Making my first court appearance to request a stay of proceedings. I spent the entire morning nervously rehearsing the three sentences I needed to say, which included a request for permission to appear as I wasn’t yet qualified. The judge was, much to my relief, very warm and encouraging and it went without a glitch. I remember it being an incredibly thrilling experience and I was buzzing for days afterwards. Not to mention that this brief moment in the limelight made me the envy of all my peers.

Tell us about a sliding doors moment when your career could have gone in an entirely different direction?

A key one from my early career was when I was deciding where to qualify. At university, I had thought I wanted to be an M&A lawyer but then, starting my career during the GFC where M&A activity was low and no one was rotating through that practice area, I was convinced that litigation was for me. After doing rotations in litigation and real estate, I came close to pursuing a career in litigation even though I wasn’t entirely sold on it.

After much hesitation, I made the decision to do a third rotation in M&A which potentially meant setting me back a little in my career. Ultimately, and thankfully, this was absolutely the right decision as the market had picked up by then and I knew within weeks that it was the better fit for my interests and strengths.

What’s the hardest question you’ve ever been asked at interview, and how did you answer?

Probably why I wanted to be a lawyer. Though I had paralegaled at Allens during university, that involved a lot of pushing trolleys around town in high heels, making transaction bibles from an office with sweeping views of Sydney Harbour and feeling swanky having a cool city job that paid great overtime. While I was enamoured by my law lectures at university and the role models I had in the legal profession, admittedly I did not at that stage have a deep appreciation for exactly where a career in law could take me in the longer term.

I’m not sure I recall my answer but I distinctly remember the artwork on the wall behind me was a frilly quilted blanket with the words “Pick me” and I guess that helped.

What advice would you give to someone who wants to get to where you are/do the job you do?

Being thoughtful in your career decisions doesn’t necessarily mean you have to know what you want to do next.

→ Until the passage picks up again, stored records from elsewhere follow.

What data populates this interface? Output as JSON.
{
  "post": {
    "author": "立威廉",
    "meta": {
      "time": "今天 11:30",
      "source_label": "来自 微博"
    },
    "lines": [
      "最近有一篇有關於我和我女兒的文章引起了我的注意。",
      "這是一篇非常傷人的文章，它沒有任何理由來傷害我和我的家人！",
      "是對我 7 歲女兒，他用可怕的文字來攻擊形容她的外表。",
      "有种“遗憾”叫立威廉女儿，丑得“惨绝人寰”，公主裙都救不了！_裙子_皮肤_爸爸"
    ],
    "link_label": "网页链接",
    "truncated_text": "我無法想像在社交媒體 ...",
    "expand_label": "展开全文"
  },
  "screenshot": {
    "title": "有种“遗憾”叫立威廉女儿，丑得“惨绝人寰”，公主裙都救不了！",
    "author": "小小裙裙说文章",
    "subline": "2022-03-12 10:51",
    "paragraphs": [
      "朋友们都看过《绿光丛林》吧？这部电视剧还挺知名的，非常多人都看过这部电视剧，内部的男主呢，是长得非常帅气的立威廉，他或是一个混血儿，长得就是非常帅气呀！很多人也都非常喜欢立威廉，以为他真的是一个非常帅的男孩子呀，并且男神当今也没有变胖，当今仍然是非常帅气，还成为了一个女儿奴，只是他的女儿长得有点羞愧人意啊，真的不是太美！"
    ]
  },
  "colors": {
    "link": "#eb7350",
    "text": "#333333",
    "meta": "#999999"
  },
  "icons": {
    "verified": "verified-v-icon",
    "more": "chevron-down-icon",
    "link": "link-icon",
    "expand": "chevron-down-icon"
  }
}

So be open minded, look for opportunities to challenge yourself and remember it’s okay to sometimes choose your next career step through the process of eliminating what you don’t want to do.

Tell us about ONE former colleague who you miss, and why? (It doesn’t have to be a lawyer)

I was incredibly lucky to have started my legal career with one of my closest friends from primary school. Being a junior lawyer is tough and demanding so having your best friend to support you through that journey, share the late nights with, drop off chocolate-covered strawberries to keep you cheerful when you needed a boost, and to help you get out of all types of tricky situations, including wardrobe malfunctions, was a total dream.

We are still the best of friends notwithstanding we live halfway across the world from one another and have taken our legal careers in different directions, but I definitely look back now and recognise how rare a coincidence that was.